A acrescentar às palavras que o leitor não conhece, raciocínios complexos, significados implícitos e pouca aplicabilidade da informação, são fatores que criam barreiras desnecessárias e levarão o leitor a perder rapidamente o interesse. Por isso, é necessário este esforço de simplificação da informação — um esforço de simplificação para não haja o esforço da compreensão.
Perguntas que ajudam a redigir conteúdos mais claros:
- A minha audiência conhecerá as palavras que estou a usar?
- Posso escrever isto de forma mais clara e concisa?
- Escrevi frases longas que podem ser divididas ou simplificadas?
- Estou a usar um tom conversacional, como se me estivesse a dirigir ao leitor?
Já escrevi alguns artigos mais detalhados sobre este assunto (é um dos temas quentes aqui do blog), deixo abaixo os links dos mesmos.
3. Apresentar a informação de saúde
Agora que já selecionou os conteúdos e redigiu o seu texto, é necessário olhar para o aspeto visual.

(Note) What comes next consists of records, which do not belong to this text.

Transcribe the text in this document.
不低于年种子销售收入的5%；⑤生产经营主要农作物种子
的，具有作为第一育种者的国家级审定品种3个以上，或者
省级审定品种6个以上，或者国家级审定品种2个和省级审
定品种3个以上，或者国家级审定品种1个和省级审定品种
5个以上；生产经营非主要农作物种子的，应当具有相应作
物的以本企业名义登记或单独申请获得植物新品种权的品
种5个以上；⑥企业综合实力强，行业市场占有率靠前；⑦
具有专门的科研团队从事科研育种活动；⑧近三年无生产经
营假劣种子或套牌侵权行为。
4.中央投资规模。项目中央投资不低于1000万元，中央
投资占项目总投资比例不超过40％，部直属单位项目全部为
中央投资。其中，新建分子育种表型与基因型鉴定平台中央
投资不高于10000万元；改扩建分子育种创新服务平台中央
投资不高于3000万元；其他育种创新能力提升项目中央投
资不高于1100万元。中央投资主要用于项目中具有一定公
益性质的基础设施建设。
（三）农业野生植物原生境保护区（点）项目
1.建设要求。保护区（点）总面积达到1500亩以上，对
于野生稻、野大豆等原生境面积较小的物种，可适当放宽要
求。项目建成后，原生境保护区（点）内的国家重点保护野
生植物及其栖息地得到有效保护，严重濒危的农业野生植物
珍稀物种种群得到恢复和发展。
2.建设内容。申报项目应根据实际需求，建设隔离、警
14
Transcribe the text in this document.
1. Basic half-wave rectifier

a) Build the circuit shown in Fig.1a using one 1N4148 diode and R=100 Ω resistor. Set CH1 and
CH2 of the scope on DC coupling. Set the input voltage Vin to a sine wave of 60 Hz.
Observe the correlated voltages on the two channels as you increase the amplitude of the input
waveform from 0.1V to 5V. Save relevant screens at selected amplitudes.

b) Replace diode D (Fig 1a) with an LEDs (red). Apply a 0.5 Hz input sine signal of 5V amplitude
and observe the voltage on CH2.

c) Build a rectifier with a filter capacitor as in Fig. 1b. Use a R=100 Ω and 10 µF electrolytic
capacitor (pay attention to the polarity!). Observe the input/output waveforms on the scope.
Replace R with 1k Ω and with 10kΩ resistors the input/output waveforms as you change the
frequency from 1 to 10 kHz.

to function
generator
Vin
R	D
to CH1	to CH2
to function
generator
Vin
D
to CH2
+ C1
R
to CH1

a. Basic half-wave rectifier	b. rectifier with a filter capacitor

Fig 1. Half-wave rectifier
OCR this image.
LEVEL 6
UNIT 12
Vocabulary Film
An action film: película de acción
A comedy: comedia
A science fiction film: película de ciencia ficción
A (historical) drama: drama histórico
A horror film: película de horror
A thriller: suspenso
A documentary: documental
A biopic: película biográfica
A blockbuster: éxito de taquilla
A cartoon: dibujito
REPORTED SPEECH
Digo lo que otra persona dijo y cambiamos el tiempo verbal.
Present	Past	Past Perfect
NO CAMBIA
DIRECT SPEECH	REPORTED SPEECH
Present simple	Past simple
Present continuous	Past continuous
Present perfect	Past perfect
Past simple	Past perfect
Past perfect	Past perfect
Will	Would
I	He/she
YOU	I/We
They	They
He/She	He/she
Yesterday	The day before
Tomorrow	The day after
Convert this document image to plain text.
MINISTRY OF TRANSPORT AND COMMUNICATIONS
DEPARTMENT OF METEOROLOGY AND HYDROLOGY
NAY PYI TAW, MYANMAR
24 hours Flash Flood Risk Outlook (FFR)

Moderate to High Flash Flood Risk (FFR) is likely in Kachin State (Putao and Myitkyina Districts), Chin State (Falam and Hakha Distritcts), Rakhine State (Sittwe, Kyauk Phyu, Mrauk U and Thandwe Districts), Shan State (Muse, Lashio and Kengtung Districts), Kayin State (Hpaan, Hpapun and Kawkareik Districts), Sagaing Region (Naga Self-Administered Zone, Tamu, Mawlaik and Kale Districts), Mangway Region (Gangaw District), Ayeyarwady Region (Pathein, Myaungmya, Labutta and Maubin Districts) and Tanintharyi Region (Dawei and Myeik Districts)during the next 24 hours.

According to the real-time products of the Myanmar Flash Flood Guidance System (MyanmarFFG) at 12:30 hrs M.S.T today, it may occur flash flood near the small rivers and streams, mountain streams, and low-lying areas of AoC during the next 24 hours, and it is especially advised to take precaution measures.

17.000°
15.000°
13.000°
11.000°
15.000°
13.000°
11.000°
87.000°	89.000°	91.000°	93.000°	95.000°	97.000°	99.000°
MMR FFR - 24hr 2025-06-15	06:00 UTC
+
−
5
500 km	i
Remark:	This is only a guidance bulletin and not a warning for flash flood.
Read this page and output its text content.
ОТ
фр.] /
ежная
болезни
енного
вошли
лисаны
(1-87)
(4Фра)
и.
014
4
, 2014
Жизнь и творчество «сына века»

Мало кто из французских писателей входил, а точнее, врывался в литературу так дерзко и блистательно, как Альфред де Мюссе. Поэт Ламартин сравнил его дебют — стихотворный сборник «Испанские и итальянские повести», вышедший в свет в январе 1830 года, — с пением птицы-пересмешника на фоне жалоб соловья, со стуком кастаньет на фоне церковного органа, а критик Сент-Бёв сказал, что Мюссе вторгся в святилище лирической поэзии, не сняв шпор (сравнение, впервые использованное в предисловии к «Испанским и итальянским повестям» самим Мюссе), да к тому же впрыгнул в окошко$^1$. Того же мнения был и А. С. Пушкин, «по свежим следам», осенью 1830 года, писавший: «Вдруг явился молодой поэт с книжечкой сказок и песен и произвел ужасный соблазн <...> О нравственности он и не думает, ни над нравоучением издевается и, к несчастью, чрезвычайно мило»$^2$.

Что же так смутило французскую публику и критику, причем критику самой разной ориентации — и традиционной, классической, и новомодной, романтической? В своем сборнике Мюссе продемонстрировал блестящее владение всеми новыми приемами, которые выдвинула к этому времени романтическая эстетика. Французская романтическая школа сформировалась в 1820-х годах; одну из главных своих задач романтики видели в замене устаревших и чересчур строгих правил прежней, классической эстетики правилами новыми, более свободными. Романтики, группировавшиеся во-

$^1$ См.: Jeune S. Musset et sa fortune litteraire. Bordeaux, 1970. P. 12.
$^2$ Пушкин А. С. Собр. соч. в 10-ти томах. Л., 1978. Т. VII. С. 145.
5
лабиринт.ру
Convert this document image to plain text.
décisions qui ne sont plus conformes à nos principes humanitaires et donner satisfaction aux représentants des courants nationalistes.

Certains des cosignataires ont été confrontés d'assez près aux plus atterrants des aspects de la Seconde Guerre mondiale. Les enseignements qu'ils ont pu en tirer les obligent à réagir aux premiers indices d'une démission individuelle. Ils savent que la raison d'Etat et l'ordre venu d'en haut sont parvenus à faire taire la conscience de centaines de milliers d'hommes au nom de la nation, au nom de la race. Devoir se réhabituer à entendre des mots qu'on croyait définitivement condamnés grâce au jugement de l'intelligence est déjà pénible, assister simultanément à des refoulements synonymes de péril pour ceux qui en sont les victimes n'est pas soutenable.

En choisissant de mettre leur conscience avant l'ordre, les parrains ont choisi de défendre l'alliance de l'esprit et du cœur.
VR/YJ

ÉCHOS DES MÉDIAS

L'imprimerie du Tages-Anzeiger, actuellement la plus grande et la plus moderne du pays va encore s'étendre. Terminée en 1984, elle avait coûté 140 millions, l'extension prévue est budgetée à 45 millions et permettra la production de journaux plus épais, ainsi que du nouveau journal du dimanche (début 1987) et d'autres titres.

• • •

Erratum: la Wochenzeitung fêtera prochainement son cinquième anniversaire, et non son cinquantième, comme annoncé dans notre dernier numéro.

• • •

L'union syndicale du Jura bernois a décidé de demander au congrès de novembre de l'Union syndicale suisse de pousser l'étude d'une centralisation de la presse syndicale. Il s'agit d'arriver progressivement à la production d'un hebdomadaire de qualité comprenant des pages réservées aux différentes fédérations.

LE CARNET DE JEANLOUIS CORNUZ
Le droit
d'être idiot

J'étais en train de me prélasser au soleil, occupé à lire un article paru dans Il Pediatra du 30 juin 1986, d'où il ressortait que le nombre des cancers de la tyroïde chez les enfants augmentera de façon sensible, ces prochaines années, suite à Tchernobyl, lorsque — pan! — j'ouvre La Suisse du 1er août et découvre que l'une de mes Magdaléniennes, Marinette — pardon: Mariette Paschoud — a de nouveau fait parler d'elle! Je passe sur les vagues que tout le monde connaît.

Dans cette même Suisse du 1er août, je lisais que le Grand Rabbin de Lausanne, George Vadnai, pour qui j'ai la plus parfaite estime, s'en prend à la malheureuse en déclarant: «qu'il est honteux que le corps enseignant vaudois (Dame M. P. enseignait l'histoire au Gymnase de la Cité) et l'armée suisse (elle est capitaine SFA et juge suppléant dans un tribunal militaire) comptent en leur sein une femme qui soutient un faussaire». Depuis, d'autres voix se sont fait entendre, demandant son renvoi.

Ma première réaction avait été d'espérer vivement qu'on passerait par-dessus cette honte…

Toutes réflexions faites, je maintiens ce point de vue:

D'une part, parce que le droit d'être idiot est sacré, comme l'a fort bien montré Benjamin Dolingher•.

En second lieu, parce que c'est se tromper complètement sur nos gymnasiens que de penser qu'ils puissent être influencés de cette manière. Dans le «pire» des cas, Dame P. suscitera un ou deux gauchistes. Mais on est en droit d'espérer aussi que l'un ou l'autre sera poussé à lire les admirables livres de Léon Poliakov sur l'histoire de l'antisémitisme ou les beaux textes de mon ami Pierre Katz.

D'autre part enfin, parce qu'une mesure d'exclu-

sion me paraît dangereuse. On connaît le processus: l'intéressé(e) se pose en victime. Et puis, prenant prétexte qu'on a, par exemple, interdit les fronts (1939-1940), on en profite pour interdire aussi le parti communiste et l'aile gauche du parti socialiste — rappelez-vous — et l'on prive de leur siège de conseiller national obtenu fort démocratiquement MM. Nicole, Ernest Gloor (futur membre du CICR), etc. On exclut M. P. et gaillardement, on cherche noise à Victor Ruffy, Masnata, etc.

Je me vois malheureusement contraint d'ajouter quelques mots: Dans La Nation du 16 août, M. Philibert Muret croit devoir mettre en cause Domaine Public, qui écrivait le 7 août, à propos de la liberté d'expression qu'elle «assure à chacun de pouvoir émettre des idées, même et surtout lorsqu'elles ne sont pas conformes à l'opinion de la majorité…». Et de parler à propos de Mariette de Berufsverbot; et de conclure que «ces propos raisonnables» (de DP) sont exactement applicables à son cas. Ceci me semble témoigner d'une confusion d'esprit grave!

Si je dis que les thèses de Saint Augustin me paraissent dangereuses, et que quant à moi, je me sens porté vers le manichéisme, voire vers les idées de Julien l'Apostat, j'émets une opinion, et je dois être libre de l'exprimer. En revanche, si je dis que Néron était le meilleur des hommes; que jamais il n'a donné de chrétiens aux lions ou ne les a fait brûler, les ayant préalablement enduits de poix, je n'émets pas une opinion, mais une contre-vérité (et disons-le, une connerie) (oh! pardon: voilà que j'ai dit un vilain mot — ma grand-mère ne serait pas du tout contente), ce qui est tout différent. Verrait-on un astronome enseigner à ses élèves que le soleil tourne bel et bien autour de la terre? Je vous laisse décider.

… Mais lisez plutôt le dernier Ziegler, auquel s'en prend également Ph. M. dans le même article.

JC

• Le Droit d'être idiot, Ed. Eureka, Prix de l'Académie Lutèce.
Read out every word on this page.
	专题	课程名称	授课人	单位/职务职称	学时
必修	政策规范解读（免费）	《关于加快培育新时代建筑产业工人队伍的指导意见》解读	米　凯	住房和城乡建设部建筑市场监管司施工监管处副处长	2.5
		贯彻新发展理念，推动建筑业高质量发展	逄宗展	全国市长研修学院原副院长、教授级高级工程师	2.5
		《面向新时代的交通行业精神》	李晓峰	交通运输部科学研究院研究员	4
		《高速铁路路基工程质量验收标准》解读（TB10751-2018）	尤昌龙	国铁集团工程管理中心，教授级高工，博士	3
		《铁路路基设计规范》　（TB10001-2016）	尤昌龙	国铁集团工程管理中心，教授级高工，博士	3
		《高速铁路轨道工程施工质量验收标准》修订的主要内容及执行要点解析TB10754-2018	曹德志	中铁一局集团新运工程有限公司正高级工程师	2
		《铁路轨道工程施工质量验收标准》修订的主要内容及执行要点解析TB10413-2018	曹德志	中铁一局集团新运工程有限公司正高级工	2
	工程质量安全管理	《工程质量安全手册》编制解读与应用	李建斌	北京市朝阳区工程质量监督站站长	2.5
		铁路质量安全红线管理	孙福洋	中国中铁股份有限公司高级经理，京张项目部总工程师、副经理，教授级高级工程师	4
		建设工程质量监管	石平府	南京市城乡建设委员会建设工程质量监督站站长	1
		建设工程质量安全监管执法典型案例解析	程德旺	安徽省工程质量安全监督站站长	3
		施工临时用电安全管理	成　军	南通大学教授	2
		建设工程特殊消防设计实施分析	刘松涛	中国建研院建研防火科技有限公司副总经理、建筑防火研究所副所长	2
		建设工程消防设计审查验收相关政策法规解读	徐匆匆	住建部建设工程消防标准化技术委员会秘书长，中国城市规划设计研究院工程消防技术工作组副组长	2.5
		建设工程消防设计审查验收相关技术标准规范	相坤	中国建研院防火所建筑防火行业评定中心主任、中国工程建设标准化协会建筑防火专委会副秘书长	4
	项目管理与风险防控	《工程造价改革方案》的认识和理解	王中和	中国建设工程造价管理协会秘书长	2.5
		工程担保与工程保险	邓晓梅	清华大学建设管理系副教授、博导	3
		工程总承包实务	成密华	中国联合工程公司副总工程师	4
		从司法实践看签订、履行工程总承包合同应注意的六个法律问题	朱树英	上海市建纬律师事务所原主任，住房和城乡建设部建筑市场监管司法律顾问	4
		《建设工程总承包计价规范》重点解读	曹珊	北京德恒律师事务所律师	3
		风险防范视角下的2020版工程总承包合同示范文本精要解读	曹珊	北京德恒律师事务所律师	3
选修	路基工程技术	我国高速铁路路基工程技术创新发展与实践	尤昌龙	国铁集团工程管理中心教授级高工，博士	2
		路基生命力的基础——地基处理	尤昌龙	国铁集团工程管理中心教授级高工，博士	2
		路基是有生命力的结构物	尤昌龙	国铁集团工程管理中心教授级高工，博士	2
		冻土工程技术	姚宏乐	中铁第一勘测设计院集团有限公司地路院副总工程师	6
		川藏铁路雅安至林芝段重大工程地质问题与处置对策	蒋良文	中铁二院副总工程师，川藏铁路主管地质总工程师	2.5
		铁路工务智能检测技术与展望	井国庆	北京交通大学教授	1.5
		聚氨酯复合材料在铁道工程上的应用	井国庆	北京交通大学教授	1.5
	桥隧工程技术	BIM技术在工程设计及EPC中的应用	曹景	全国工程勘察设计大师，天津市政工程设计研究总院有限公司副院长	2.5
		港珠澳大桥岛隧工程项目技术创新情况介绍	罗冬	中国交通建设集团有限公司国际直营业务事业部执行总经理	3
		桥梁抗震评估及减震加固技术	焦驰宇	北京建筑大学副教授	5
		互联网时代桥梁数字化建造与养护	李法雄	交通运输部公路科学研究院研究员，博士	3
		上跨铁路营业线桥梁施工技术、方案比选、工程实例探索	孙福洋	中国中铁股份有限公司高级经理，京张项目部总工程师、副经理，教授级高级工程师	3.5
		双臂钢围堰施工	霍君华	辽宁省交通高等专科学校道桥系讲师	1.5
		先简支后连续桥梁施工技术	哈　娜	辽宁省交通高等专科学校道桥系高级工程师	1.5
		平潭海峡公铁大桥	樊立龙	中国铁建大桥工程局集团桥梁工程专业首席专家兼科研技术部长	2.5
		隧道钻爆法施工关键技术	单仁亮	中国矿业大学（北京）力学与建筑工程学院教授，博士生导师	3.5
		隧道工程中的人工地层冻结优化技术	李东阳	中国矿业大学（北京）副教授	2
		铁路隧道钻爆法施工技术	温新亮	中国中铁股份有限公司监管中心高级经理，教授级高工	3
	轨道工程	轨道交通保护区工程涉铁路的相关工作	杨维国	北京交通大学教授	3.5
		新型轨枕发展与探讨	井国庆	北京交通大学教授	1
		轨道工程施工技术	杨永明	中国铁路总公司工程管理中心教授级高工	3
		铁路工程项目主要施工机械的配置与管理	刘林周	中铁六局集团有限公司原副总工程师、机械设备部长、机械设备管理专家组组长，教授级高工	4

Quando recebemos um documento é comum fazermos uma pré-visualização antes de decidirmos ler de fio a pavio. Sem darmos conta, detalhes como as cores, a densidade do texto, organização do mesmo, existência de imagens, entre outros, são fatores que entram nessa decisão. Além de convidarem à leitura, estes aspetos gráficos ajudarão também a navegar pela informação e a compreendê-la melhor.
Há textos que convidam e há textos que afugentam. De que tipo é o seu?
Lembra-se de ter passado os olhos pelas condições contratuais de algum serviço que contratou? Aqueles que assinamos sem ler… Por que não lemos? Porque são páginas de texto compacto e nada convidativo! Assim, se quer convencer o leitor a ler a informação que está a preparar, pense neste aspeto visual.
No que diz respeito à formatação do texto, procure usar títulos bem destacados, tipo, tamanho e cor de letra fácil de ler, parágrafos pequenos e, quem sabe, algumas listas ou caixas de texto com a informação mais relevante.
Relativamente ao design, é importante que os elementos estejam corretamente alinhados para transmitir a sensação de arrumação e organização visual. Por outro lado, usar imagens e ter espaço vazio são outras formas de tornar o material visualmente mais convidativo. (Volte à memória que tem dos contratos. São páginas onde não há quase espaço sem texto, certo? Esse é o espaço vazio, também chamado espaço branco.)
Sobre as imagens, alguns cuidados: selecione imagens relacionadas com o material em questão e que tenham uma harmonia entre si e com o restante design. Além disso, é fundamental que sejam fáceis de compreender pelo leitor e não abram espaço a múltiplas interpretações.
Perguntas que ajudam a construir materiais visualmente mais apelativos:
- Esta letra é fácil de ler?
- As cores combinam harmoniosamente e estão relacionadas com o tema?
- Estou a chamar a atenção para o que é mais importante?
- Estou a usar imagens que criam diversidade e também esclarecem?
- Será que o material está muito cheio?
Síntese e uma ideia a reter
Para construir materiais educativos de saúde é necessário considerar vários pontos críticos. Neste artigo, abordei três: a seleção de conteúdos, a descodificação da informação e a apresentação visual.
Outro ponto crítico que não abordei é o teste do material com o público-alvo. Assim, para garantir que o material que cuidadosamente preparou está adequado, idealmente, deve testá-lo com pessoas desse grupo. Mais detalhes sobre esta etapa ficarão para um próximo artigo.
Termino com a ideia-chave deste artigo, que é também o ponto de encontro das estratégias que aqui abordei: para criar um material fácil de ler e compreender, mesmo pelas pessoas com menos literacia em saúde, é importante adotar, a todo o momento, a perspetiva do leitor.
Comunicar em saúde é pensar mais nos outros e menos em nós.